Red Hat told Silverlinings that its new collaboration with Tech Mahindra is intended to equip service providers with ready-made workloads that are supported across any cloud landscape to extend 5G and MEC services in hybrid cloud environments.

Ian Hood, chief strategist for global industries at Red Hat said that such oven-ready workloads are intended to get services to market faster. “With the offering from Tech Mahindra and Red Hat, CSPs benefit from a network-as-a-service solution with the built-in capabilities they need to extend 5G and MEC workloads in hybrid and multi-cloud environments. The first use cases we are targeting with [communications service providers] CSPs are private wireless (LTE/5G) and IoT workloads for end users in retail, energy, manufacturing and defense sectors,” he told us in an email.

The firms are using Red Hat’s OpenShift Service on AWS (ROSA) with Tech Mahindra software for the offering. Additionally, as part of the system, Casa Systems 5G core functions are running on a combination of ROSA and Red Hat’s OpenShift Container Platform at the edge.

Hood would not reveal which service providers are interested in the software yet. “We cannot share any CSPs by name at this point, but Tech Mahindra and Red Hat are in early conversations with several CSPs to implement and enable innovative edge services with this hybrid cloud solution,” he told us.
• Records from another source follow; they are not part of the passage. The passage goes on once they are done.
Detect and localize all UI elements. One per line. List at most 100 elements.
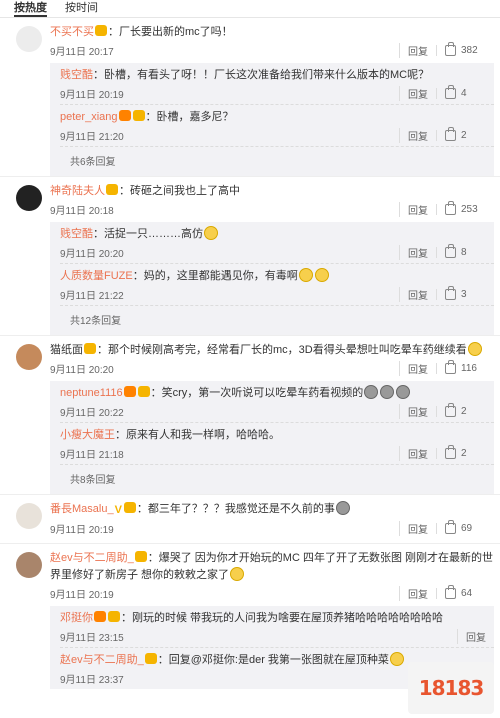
- like-button[interactable]: 253: [436, 200, 494, 215]
- avatar[interactable]: [16, 552, 42, 578]
- like-count: 3: [461, 288, 467, 300]
- comment-time: 9月11日 20:18: [50, 205, 114, 217]
- like-count: 8: [461, 246, 467, 258]
- thumbs-up-icon: [445, 200, 456, 215]
- more-replies-link[interactable]: 共8条回复: [60, 465, 494, 494]
- reply-time: 9月11日 21:20: [60, 131, 124, 143]
- sort-bar: 按热度 按时间: [0, 0, 500, 18]
- sort-by-hot-tab[interactable]: 按热度: [14, 0, 47, 17]
- more-replies-link[interactable]: 共6条回复: [60, 147, 494, 176]
- emoji-icon: [204, 226, 218, 240]
- reply-time: 9月11日 21:22: [60, 290, 124, 302]
- reply-button[interactable]: 回复: [399, 286, 436, 302]
- sort-by-time-tab[interactable]: 按时间: [65, 0, 98, 17]
- avatar[interactable]: [16, 185, 42, 211]
- emoji-icon: [364, 385, 379, 399]
- comment-text: ：厂长要出新的mc了吗！: [108, 26, 233, 38]
- member-badge-icon: [144, 653, 157, 664]
- reply-username[interactable]: 贱空酷: [60, 228, 93, 240]
- reply-button[interactable]: 回复: [399, 42, 436, 58]
- avatar[interactable]: [16, 503, 42, 529]
- like-count: 253: [461, 203, 478, 215]
- reply-button[interactable]: 回复: [399, 85, 436, 101]
- thumbs-up-icon: [445, 41, 456, 56]
- comment-list: 不买不买 ：厂长要出新的mc了吗！ 9月11日 20:17 回复 382 贱空酷：…: [0, 18, 500, 689]
- reply-username[interactable]: 贱空酷: [60, 69, 93, 81]
- like-button[interactable]: 382: [436, 41, 494, 56]
- reply-button[interactable]: 回复: [399, 520, 436, 536]
- reply-button[interactable]: 回复: [399, 127, 436, 143]
- emoji-icon: [335, 501, 350, 515]
- thumbs-up-icon: [445, 402, 456, 417]
- like-count: 2: [461, 129, 467, 141]
- reply-username[interactable]: 小瘦大魔王: [60, 429, 115, 441]
- thumbs-up-icon: [445, 126, 456, 141]
- avatar[interactable]: [16, 344, 42, 370]
- thumbs-up-icon: [445, 359, 456, 374]
- like-button[interactable]: 2: [436, 402, 494, 417]
- more-replies-link[interactable]: 共12条回复: [60, 306, 494, 335]
- emoji-icon: [230, 567, 245, 581]
- thumbs-up-icon: [445, 584, 456, 599]
- like-button[interactable]: 3: [436, 285, 494, 300]
- reply-text: ：卧槽，嘉多尼？: [145, 111, 234, 123]
- reply-item: 邓挺你 ：刚玩的时候 带我玩的人问我为啥要在屋顶养猪哈哈哈哈哈哈哈哈 9月11日 …: [60, 606, 494, 648]
- like-count: 4: [461, 87, 467, 99]
- like-button[interactable]: 69: [436, 519, 494, 534]
- comment-username[interactable]: 猫纸面: [50, 344, 83, 356]
- reply-list: 贱空酷：卧槽，有看头了呀！！厂长这次准备给我们带来什么版本的MC呢？ 9月11日…: [50, 63, 494, 176]
- reply-username[interactable]: 赵ev与不二周助_: [60, 654, 144, 666]
- reply-button[interactable]: 回复: [399, 445, 436, 461]
- comment-username[interactable]: 番長Masalu_: [50, 503, 114, 515]
- reply-username[interactable]: 人质数量FUZE: [60, 270, 133, 282]
- reply-username[interactable]: peter_xiang: [60, 111, 118, 123]
- comment-username[interactable]: 神奇陆夫人: [50, 185, 105, 197]
- thumbs-up-icon: [445, 519, 456, 534]
- reply-text: ：笑cry，第一次听说可以吃晕车药看视频的: [150, 387, 364, 399]
- comment-line: 不买不买 ：厂长要出新的mc了吗！: [50, 24, 494, 41]
- verified-v-icon: V: [114, 504, 122, 516]
- avatar[interactable]: [16, 26, 42, 52]
- like-button[interactable]: 2: [436, 126, 494, 141]
- reply-time: 9月11日 21:18: [60, 449, 124, 461]
- emoji-icon: [314, 268, 329, 282]
- reply-button[interactable]: 回复: [457, 628, 494, 644]
- vip-star-icon: [123, 386, 136, 397]
- comment-thread: 番長Masalu_V ：都三年了？？？我感觉还是不久前的事 9月11日 20:19…: [0, 495, 500, 544]
- comment-time: 9月11日 20:19: [50, 524, 114, 536]
- reply-username[interactable]: neptune1116: [60, 387, 123, 399]
- comment-text: ：都三年了？？？我感觉还是不久前的事: [136, 503, 335, 515]
- comment-time: 9月11日 20:20: [50, 364, 114, 376]
- like-button[interactable]: 2: [436, 444, 494, 459]
- member-badge-icon: [132, 110, 145, 121]
- comment-username[interactable]: 赵ev与不二周助_: [50, 552, 134, 564]
- emoji-icon: [396, 385, 411, 399]
- like-button[interactable]: 116: [436, 359, 494, 374]
- reply-button[interactable]: 回复: [399, 244, 436, 260]
- member-badge-icon: [108, 611, 120, 622]
- like-button[interactable]: 4: [436, 84, 494, 99]
- comment-time: 9月11日 20:19: [50, 589, 114, 601]
- reply-time: 9月11日 20:19: [60, 89, 124, 101]
- comment-thread: 猫纸面 ：那个时候刚高考完，经常看厂长的mc，3D看得头晕想吐叫吃晕车药继续看 9…: [0, 336, 500, 495]
- comment-thread: 不买不买 ：厂长要出新的mc了吗！ 9月11日 20:17 回复 382 贱空酷：…: [0, 18, 500, 177]
- reply-text: ：活捉一只………高仿: [93, 228, 203, 240]
- reply-username[interactable]: 邓挺你: [60, 612, 93, 624]
- like-button[interactable]: 8: [436, 243, 494, 258]
- reply-button[interactable]: 回复: [399, 403, 436, 419]
- comment-thread: 神奇陆夫人 ：砖砸之间我也上了高中 9月11日 20:18 回复 253 贱空酷：…: [0, 177, 500, 336]
- member-badge-icon: [123, 502, 136, 513]
- like-count: 382: [461, 44, 478, 56]
- reply-button[interactable]: 回复: [399, 360, 436, 376]
- reply-button[interactable]: 回复: [399, 585, 436, 601]
- reply-button[interactable]: 回复: [399, 201, 436, 217]
- site-watermark-logo: 18183: [408, 662, 494, 714]
- reply-time: 9月11日 23:15: [60, 632, 124, 644]
- like-button[interactable]: 64: [436, 584, 494, 599]
- like-count: 116: [461, 362, 477, 374]
- reply-text: ：卧槽，有看头了呀！！厂长这次准备给我们带来什么版本的MC呢？: [93, 69, 430, 81]
- comment-username[interactable]: 不买不买: [50, 26, 94, 38]
- member-badge-icon: [95, 25, 107, 36]
- reply-item: 贱空酷：卧槽，有看头了呀！！厂长这次准备给我们带来什么版本的MC呢？ 9月11日…: [60, 63, 494, 105]
- like-count: 69: [461, 522, 473, 534]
Patrick Filkins, research manager, IoT and telecom network infrastructure, IDC, told us that the partnership between the two companies is designed to support service providers “looking more into the use of hybrid and multi-cloud that supports network workloads across RAN, core and transport.”

“This is of course reliant on Comms SPs actually adopting cloud-native network functions (CNFs),” the analyst said. “The [standalone] 5G core is cloud-native from the outset, and many Comms SPs are talking to hyperscale cloud providers about hosting 5G core workloads.” Filkins added, “The 5G core is interesting as we expect some of the 5G core functions (e.g., [user plane function]) to be run at the edge of the carrier network, or even in a private cloud on-premise,” he continued. “The RAN and transport domains, beyond a few greenfield builds, are less likely to happen in the near-term.”